Frequently Asked Questions

Does the EU Taxonomy apply to all education companies, including small private schools?

Currently, mandatory Taxonomy reporting obligations apply to large public-interest companies subject to the Non-Financial Reporting Directive, and from 2025 onward to a broader range of companies covered by the Corporate Sustainability Reporting Directive. Small and medium-sized private schools are not directly obligated to report at this time. However, SMEs in the education sector may face indirect pressure from large corporate clients, banks, and investors who require supply chain sustainability data. Voluntary adoption of the Taxonomy framework can also improve access to green financing and strengthen the institution's reputation with environmentally conscious students and partners.

Which EU Taxonomy environmental objective is most relevant to the education sector?

For most education providers, climate change mitigation is the primary relevant objective, primarily because buildings account for the largest share of the sector's direct energy consumption and carbon emissions. The renovation of older university or school buildings to improve energy efficiency is one of the clearest pathways to achieving taxonomy-aligned capital expenditure. E-learning and EdTech companies may additionally consider the climate change mitigation criteria for data processing activities, as server infrastructure and cloud computing represent significant energy consumers in their operations.

How does the EU Taxonomy interact with the Corporate Sustainability Reporting Directive (CSRD)?

The CSRD and the EU Taxonomy are closely interrelated. The CSRD requires in-scope companies to report their Taxonomy KPIs — aligned turnover, CapEx, and OpEx — as part of their annual sustainability reports. The European Sustainability Reporting Standards (ESRS) developed under the CSRD explicitly reference Taxonomy disclosure requirements. Education companies subject to CSRD must therefore treat Taxonomy compliance not as a separate exercise but as an integrated component of their broader sustainability reporting obligations. Companies that have already built robust Taxonomy assessment processes will generally find CSRD compliance more manageable.

What practical steps can an e-learning company take to improve its EU Taxonomy alignment score?

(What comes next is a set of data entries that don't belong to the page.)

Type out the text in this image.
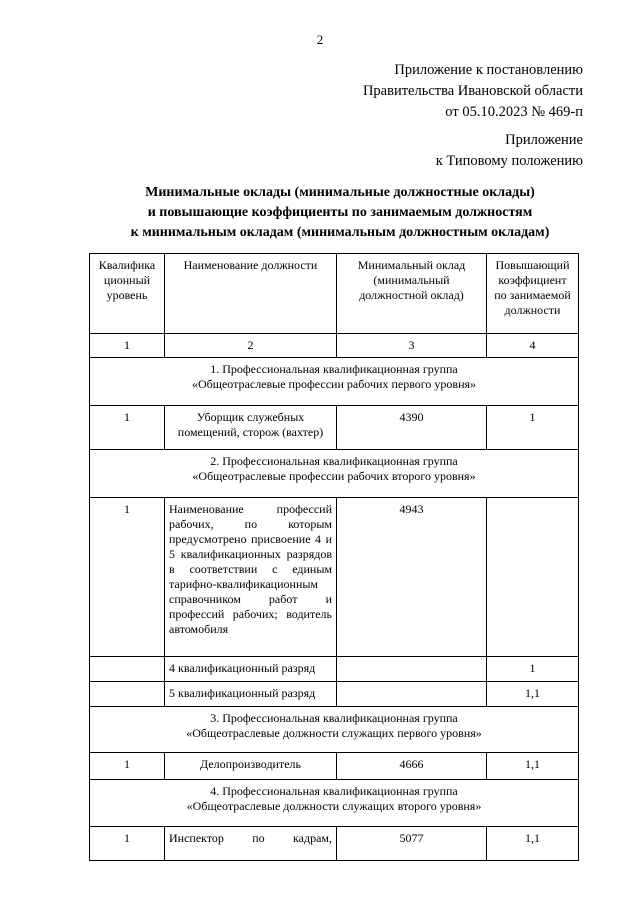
2
Приложение к постановлению
Правительства Ивановской области
от 05.10.2023 № 469-п
Приложение
к Типовому положению
Минимальные оклады (минимальные должностные оклады)
и повышающие коэффициенты по занимаемым должностям
к минимальным окладам (минимальным должностным окладам)
Квалифика ционный уровень	Наименование должности	Минимальный оклад (минимальный должностной оклад)	Повышающий коэффициент по занимаемой должности
1	2	3	4

1. Профессиональная квалификационная группа
«Общеотраслевые профессии рабочих первого уровня»			

1	Уборщик служебных помещений, сторож (вахтер)	4390	1

2. Профессиональная квалификационная группа
«Общеотраслевые профессии рабочих второго уровня»			

1	Наименование профессий рабочих, по которым предусмотрено присвоение 4 и 5 квалификационных разрядов в соответствии с единым тарифно-квалификационным справочником работ и профессий рабочих; водитель автомобиля	4943	
	4 квалификационный разряд		1
	5 квалификационный разряд		1,1

3. Профессиональная квалификационная группа
«Общеотраслевые должности служащих первого уровня»			

1	Делопроизводитель	4666	1,1

4. Профессиональная квалификационная группа
«Общеотраслевые должности служащих второго уровня»			

1	Инспектор по кадрам,	5077	1,1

An e-learning company looking to improve its Taxonomy alignment can focus on several concrete actions. First, it can migrate its server infrastructure to data centers that meet the Taxonomy's energy efficiency criteria, specifically those with a PUE at or below 1.5 in the EU or 1.2 for new facilities. Second, it can ensure that any new office space it occupies meets nearly zero-energy building standards, or negotiate energy performance improvement targets with landlords as part of green lease agreements. Third, it can implement a credible employee commuting and business travel reduction program to address scope 3 emissions, which increasingly form part of broader DNSH assessments. Each of these steps not only improves Taxonomy metrics but also reduces operational costs over time.

Summary

The EU Taxonomy regulation is reshaping sustainability expectations across all sectors of the European economy, and the education industry is no exception — whether you operate a university campus, a vocational training center, or a digital learning platform, understanding and acting on Taxonomy requirements is becoming a prerequisite for accessing green financing, retaining large corporate clients, and meeting the growing expectations of students, staff, and regulators alike. Companies that invest now in eligibility screening, data infrastructure, and alignment assessments will be far better positioned than those that treat Taxonomy compliance as a future problem. Taking the first step today — mapping your activities, assessing your buildings' energy performance, and engaging your auditors — is the most effective way to turn regulatory obligation into a genuine competitive and reputational advantage.